You can also configure a configure ResourceDefinition:

@resource(config_schema={"region": str, "use_unsigned_session": bool})
def s3_session(_init_context):
    """Connect to S3"""

And specify the configurations at runtime via a run config like:

resources:
  key:
    config:
      region: us-east-1
      use_unsigned_session: False

Config Mapping#

This example demonstrates how to use config mapping in Dagster to simplify complicated solid config schemas.
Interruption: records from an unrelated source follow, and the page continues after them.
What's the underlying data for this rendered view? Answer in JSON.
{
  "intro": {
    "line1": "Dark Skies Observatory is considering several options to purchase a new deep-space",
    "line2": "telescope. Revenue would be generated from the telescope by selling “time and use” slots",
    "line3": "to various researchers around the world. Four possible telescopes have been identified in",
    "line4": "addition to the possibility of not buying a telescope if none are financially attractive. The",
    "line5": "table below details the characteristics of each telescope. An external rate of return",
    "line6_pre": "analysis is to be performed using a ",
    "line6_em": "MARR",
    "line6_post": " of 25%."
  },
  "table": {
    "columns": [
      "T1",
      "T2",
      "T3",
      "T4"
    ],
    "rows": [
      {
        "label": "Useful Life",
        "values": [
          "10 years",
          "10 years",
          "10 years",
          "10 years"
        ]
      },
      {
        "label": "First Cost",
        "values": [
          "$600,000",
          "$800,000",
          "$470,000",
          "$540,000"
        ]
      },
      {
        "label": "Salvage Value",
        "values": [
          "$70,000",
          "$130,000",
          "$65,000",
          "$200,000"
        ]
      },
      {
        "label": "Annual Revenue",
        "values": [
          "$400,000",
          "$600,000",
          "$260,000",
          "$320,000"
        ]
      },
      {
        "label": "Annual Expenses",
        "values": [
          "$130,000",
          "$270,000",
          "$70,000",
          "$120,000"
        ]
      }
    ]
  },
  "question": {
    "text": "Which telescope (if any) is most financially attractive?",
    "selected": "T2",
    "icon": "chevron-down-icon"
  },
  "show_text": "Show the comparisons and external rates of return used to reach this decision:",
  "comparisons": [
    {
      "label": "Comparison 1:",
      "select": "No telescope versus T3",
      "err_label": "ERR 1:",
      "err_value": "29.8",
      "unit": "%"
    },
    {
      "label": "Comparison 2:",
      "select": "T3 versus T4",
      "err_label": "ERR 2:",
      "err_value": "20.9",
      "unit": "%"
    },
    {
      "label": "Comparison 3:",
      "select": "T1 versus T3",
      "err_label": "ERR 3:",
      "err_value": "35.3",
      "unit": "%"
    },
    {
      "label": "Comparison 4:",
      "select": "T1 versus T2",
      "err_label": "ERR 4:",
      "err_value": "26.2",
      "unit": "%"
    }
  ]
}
Imagine you are launching many different invocations of a Spark job with similar cluster configurations, you might need to write something like:

solids:
  solid_a:
    config:
      driver_cores: 2
      driver_memory: "4g"
      num_executors: 4
      executor_cores: 4
      executor_memory: "8g"
      name: "job_a"
      args: ["--record-src", "foo"]

  solid_b:
    config:
      driver_cores: 2
      driver_memory: "4g"
      num_executors: 4
      executor_cores: 4
      executor_memory: "8g"
      name: "job_b"
      args: ["--record-src", "bar"]
  ...

As you can see, most of the configuration remains unchanged for solid_a and solid_b, which can get tedious if you have hundreds of copies.

With config mapping, you can create a @composite_solid to wrap your complicated solid(s), pin the shared config, and only expose name to users of the composite solid:

from dagster import Field, Shape, composite_solid, pipeline, repository, seven, solid


@solid(
    config_schema={
        "cluster_cfg": Shape(
            {
                "num_mappers": Field(int),
                "num_reducers": Field(int),
                "master_heap_size_mb": Field(int),
                "worker_heap_size_mb": Field(int),
            }
        ),
        "name": Field(str),
    }
)
def hello(context):
    context.log.info(seven.json.dumps(context.solid_config["cluster_cfg"]))
    return "Hello, %s!" % context.solid_config["name"]


def config_mapping_fn(cfg):
    return {
        "hello": {
            "config": {
                "cluster_cfg": {
                    "num_mappers": 100,
                    "num_reducers": 20,
                    "master_heap_size_mb": 1024,
                    "worker_heap_size_mb": 8192,
                },
                "name": cfg["name"],
            }
        }
    }


@composite_solid(
    config_fn=config_mapping_fn,
    config_schema={"name": Field(str, is_required=False, default_value="Sam")},
)
def hello_external():
    return hello()


@pipeline
def example_pipeline():
    hello_external()


@repository
def config_mapping():
    return [example_pipeline]

In this example, the hello solid has a complicated cluster config. With hello_external, we've pre-configured the cluster config and expose only a simplified config which we pass through to the inner hello solid.